Use unified padded length in kernel instead of array

avitase · avitase · commit a539792bc510 · 2025-07-13T20:34:20.000+02:00
Previously, the CUDA kernel was incorrectly passed an array of per-trajectory
lengths (`P`), even though all trajectories in a batch were padded to a common
length. This caused the kernel to terminate loops prematurely based on the
individual lengths, though it did not affect the computed Frechet distance due
to padding with repeated points.

This commit fixes the issue by replacing the per-trajectory length array with a
single integer `P` representing the unified (padded) length. The kernel
interface and loop logic are adjusted accordingly.
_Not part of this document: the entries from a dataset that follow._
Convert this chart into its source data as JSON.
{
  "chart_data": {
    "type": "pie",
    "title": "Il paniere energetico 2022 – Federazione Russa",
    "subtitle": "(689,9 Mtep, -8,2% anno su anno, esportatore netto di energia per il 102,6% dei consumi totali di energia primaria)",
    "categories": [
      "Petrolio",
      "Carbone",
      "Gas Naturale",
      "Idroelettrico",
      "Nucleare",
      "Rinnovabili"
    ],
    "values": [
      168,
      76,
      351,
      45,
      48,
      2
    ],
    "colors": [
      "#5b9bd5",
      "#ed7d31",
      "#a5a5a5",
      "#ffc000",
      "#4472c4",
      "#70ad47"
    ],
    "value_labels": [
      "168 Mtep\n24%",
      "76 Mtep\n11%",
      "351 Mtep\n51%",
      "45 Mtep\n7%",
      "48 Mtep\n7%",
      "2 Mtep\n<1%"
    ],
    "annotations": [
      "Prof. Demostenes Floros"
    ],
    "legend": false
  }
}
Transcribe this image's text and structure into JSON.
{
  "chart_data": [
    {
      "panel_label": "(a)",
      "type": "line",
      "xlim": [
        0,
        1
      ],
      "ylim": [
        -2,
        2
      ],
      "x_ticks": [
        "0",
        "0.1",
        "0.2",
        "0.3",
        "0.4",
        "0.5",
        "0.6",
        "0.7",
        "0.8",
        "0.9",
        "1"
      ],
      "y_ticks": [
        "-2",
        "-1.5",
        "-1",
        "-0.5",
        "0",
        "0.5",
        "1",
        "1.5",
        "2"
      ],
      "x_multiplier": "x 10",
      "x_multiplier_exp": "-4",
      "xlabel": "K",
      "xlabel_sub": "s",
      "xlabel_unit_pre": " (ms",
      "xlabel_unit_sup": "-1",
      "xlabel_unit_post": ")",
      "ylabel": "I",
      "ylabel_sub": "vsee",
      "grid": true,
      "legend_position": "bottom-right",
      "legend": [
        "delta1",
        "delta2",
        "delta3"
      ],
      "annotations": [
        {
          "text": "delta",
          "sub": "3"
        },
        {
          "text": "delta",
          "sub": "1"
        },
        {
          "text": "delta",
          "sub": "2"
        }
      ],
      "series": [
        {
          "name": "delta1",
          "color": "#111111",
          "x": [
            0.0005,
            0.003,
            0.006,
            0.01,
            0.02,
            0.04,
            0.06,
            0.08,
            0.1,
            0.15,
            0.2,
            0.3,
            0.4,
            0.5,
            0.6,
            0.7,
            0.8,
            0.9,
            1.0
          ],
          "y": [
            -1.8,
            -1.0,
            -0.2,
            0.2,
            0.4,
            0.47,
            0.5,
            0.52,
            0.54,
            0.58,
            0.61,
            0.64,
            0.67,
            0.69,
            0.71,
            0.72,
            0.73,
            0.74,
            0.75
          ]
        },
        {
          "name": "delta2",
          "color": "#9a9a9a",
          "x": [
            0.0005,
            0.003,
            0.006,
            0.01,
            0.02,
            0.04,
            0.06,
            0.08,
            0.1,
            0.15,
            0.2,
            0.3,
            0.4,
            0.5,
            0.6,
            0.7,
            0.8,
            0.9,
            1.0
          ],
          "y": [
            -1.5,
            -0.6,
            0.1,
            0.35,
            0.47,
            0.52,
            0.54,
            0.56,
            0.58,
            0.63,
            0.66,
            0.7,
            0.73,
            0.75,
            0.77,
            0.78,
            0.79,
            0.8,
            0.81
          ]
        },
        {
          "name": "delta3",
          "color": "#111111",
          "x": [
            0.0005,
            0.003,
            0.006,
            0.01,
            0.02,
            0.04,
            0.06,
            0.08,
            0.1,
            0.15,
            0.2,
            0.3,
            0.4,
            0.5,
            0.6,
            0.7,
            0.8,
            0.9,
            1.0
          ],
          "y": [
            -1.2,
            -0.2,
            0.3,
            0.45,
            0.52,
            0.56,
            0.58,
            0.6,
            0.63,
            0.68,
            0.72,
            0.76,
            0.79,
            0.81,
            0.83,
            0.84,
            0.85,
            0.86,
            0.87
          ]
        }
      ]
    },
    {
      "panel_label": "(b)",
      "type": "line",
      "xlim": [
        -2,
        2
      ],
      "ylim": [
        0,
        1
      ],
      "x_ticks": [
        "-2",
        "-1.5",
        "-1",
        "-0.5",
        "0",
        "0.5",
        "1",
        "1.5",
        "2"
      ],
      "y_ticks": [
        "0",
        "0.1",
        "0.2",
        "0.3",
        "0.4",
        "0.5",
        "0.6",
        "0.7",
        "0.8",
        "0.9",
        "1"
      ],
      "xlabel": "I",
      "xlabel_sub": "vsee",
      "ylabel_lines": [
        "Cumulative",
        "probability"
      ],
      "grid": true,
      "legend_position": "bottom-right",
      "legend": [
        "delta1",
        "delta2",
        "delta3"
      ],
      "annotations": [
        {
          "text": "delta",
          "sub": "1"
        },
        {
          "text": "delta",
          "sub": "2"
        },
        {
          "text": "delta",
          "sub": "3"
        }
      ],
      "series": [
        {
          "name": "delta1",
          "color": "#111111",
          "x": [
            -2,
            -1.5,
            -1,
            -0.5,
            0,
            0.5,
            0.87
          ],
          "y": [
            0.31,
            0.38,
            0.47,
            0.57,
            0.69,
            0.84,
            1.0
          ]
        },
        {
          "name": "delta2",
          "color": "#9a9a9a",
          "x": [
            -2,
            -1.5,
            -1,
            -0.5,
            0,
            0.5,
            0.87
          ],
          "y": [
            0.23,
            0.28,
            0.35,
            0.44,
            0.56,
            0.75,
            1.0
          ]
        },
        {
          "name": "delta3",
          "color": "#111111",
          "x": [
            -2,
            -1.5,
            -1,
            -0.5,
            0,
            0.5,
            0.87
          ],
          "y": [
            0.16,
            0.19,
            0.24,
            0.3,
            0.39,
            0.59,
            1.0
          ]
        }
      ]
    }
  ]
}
This is a minor internal fix with no observable change in output.
diff --git a/ffrechet-cuda/source/ffrechet-cuda.cu b/ffrechet-cuda/source/ffrechet-cuda.cu
@@ -10,7 +10,7 @@ __device__ static float metric(float dx, float dy)
 
 __global__ static void kernel(const float* px,
                               const float* py,
-                              const unsigned* P,
+                              const unsigned P,
                               const unsigned N,
                               const float* qx,
                               const float* qy,
@@ -27,7 +27,7 @@ __global__ static void kernel(const float* px,
             buffer[j * N + idx] = acc;
         }
 
-        for (unsigned i = 1; i < P[idx]; i++)
+        for (unsigned i = 1; i < P; i++)
         {
             for (unsigned j = Q - 1; j > 0; j--)
             {
@@ -101,10 +101,6 @@ void cuda_frechet_distance(const float* const* px,
     cuda_check(
         cudaMemcpy(py_d, py_flat.data(), py_flat.size() * sizeof(float), cudaMemcpyHostToDevice));
 
-    unsigned* P_d;
-    cuda_check(cudaMalloc(&P_d, N * sizeof(unsigned)));
-    cuda_check(cudaMemcpy(P_d, P, N * sizeof(unsigned), cudaMemcpyHostToDevice));
-
     float* qx_d;
     cuda_check(cudaMalloc(&qx_d, Q * sizeof(float)));
     cuda_check(cudaMemcpy(qx_d, qx, Q * sizeof(float), cudaMemcpyHostToDevice));
@@ -119,7 +115,7 @@ void cuda_frechet_distance(const float* const* px,
     float* res_d;
     cuda_check(cudaMalloc(&res_d, N * sizeof(float)));
 
-    kernel<<<cfg.grid_size, cfg.block_size>>>(px_d, py_d, P_d, N, qx_d, qy_d, Q, buffer_d, res_d);
+    kernel<<<cfg.grid_size, cfg.block_size>>>(px_d, py_d, P_MAX, N, qx_d, qy_d, Q, buffer_d, res_d);
     cuda_check();
     cuda_check(cudaDeviceSynchronize());